Cage-free, vegetarian and vegan don’t sound like fast-food restaurant menu options, but they are at Taco Bell. The restaurant chain has transformed its menu by reducing sodium across all menu items, creating healthier menu choices and enabling consumers to nutritionally customize their order.
In 2005, Taco Bell became one of the first quick-service restaurants to post ingredients in their restaurants and provide complete nutrition information online. Three years later, it launched a “Fresco” menu — seven choices with less than 350 calories and 10 grams of fat. Since the launch, the chain has reduced sodium across all menu items by 15 percent.
Dietitian’s Tip: Nearly all of the menu items can be made “Fresco-style,” which replaces higher calorie toppings like cheese and sour cream with Pico de Gallo (freshly made salsa).
In 2014,Taco Bell launched its “Power” menu — a variety of high-protein meals with just 500 calories. The following year it released “Nutritionix,” a tool that enables consumers to customize almost every menu item to create healthier choices. Here’s an example: From the Taco Bell website or App, select “build your own breakfast quesadilla combo meal,” click “customize” and from there you can remove cheese and bacon, then add guacamole.
If you are looking for cage-free eggs, certified vegetarian and vegan options, Taco Bell has you covered. Starting in 2016, all breakfast items were made with eggs from cage-free hens. The chain offers 13 American Vegetarian Association (AVA) certified menu items and 37 AVA certified ingredients (27 of those are also vegan!).
What’s more, this year the chain waived goodbye to their “XL Soda” cups and plans to continue improving the nutritional value of its menu. By 2025, it pledges to further reduce sodium across all menu items by ten-percent — a 25 percent reduction since 2008.
Despite all these changes, some of the menu options are still high in sodium and fat, so keep scrolling to find out what to ‘Try or Skip’ at Taco Bell.

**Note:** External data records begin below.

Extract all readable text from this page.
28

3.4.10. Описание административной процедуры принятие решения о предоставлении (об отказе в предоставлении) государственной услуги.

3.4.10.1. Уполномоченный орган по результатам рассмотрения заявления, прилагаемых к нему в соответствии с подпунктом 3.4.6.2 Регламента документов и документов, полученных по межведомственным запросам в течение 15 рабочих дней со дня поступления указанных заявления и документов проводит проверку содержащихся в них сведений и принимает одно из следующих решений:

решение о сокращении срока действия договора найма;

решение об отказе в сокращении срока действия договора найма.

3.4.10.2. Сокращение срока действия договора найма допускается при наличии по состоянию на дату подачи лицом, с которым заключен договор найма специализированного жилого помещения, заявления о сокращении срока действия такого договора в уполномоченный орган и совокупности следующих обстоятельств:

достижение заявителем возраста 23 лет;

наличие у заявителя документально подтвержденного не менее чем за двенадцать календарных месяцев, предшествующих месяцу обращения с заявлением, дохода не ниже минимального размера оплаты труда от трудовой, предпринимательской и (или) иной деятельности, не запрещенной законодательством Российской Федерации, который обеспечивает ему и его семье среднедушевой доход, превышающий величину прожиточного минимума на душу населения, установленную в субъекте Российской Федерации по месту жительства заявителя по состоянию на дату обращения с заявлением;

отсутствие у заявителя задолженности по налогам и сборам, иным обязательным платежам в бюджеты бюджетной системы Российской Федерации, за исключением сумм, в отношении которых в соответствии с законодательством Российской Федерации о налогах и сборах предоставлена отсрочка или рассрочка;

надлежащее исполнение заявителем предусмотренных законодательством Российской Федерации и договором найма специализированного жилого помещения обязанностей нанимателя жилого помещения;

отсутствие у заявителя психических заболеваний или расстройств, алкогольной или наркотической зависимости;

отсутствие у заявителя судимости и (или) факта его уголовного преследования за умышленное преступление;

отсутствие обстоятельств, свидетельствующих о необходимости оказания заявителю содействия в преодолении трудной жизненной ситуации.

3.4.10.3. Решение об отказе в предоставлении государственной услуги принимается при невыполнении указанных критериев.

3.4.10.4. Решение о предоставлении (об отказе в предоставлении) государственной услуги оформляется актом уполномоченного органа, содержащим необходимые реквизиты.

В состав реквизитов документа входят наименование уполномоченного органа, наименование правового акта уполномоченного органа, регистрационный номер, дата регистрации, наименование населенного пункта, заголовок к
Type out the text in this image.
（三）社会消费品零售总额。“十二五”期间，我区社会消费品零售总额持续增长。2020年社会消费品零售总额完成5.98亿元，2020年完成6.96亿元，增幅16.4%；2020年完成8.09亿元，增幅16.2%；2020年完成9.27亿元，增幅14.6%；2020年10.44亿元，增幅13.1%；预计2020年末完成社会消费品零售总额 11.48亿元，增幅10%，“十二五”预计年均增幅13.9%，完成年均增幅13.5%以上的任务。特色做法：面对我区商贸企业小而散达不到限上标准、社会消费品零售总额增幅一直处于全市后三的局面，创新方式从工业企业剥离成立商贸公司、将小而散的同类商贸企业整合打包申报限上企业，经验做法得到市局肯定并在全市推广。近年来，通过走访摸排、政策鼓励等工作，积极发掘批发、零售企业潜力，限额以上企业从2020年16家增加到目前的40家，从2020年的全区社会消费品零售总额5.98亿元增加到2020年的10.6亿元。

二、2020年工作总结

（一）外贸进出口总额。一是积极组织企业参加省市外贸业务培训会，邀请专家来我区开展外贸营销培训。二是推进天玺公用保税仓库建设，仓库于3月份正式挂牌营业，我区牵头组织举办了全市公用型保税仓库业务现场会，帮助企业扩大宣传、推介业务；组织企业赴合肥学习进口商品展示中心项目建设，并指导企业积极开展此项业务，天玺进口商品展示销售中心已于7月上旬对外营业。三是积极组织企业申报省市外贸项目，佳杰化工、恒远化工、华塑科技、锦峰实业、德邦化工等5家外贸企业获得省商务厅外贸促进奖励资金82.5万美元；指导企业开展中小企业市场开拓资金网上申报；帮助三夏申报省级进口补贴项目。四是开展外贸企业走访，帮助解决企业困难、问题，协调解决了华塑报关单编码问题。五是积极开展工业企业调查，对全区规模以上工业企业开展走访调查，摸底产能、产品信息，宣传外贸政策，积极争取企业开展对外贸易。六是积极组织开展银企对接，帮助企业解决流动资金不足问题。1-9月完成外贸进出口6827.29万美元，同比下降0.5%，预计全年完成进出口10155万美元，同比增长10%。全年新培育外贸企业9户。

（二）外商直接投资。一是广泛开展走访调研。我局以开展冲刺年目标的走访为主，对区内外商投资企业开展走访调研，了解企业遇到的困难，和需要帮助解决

Comment: These power bowls and burritos are high in sodium but they are also rich in fiber, are a good source of protein and won’t break your calorie budget so they get my ‘thumbs up’ for a balanced meal on the run.
Veggie Bowl (Power Menu)
INGREDIENTS: black beans, seasoned rice, romaine lettuce, Pico de Gallo, guacamole, reduced-fat sour cream, cheddar cheese, and avocado ranch sauce.
NUTRITION FACTS: 480 calories, 18 g fat (28% DV), 5 g saturated fat (25% DV), 980 mg sodium (41% DV), 64 g carbohydrates, 13 g dietary fiber (52% DV), 16 g protein.
Steak Bowl (Power Menu)
INGREDIENTS: seasoned rice, grilled steak, black beans, romaine lettuce, Pico de Gallo, guacamole, reduced-fat sour cream, cheddar cheese, and avocado ranch sauce.
NUTRITION FACTS: 510 calories, 21 g fat (32% DV), 7 g saturated fat (35% DV), 1260 mg sodium (53 % DV), 55 g carbohydrates, 8 g fiber (32% DV), 27 g protein
Double Dilla – Steak with Chips & Salsa
Comment: As the name implies, it’s best to steer clear of the intimidating “Double Dilla,” which contains trans-fat, nearly three-quarters of the recommended Percent Daily Value (DV) for saturated fat and 85 percent of the DV for sodium.
INGREDIENTS: flour tortilla, grilled steak, three cheese blend, fire roasted salsa, nacho chips, and creamy jalapeno sauce.
NUTRITION FACTS: 850 calories, 41 g fat (63% DV), 14 g saturated fat (70% DV), .5 g trans-fat, 2030 mg sodium (85% DV), 81 g carbohydrate, 8 g fiber (32% DV), 40 g protein.
Naked Chicken Chips-12 Pieces
Comment: Don’t let the word naked fool you into thinking this could be a low carb or low calorie option, these high-calorie fried chicken ‘chips’ contain more than one-hundred percent of the of the DV for fat, and ninety-one percent of the DV for sodium.
INGREDIENTS: breaded boneless chicken breast with rib meat, spicy ranch sauce, and nacho cheese sauce.
NUTRITION FACTS: 940 calories, 67 g total fat (103% DV), 10 g saturated fat (40% DV), 2190 mg sodium (91% DV), 55 g carbohyrates, 3 g fiber, 28 g protein.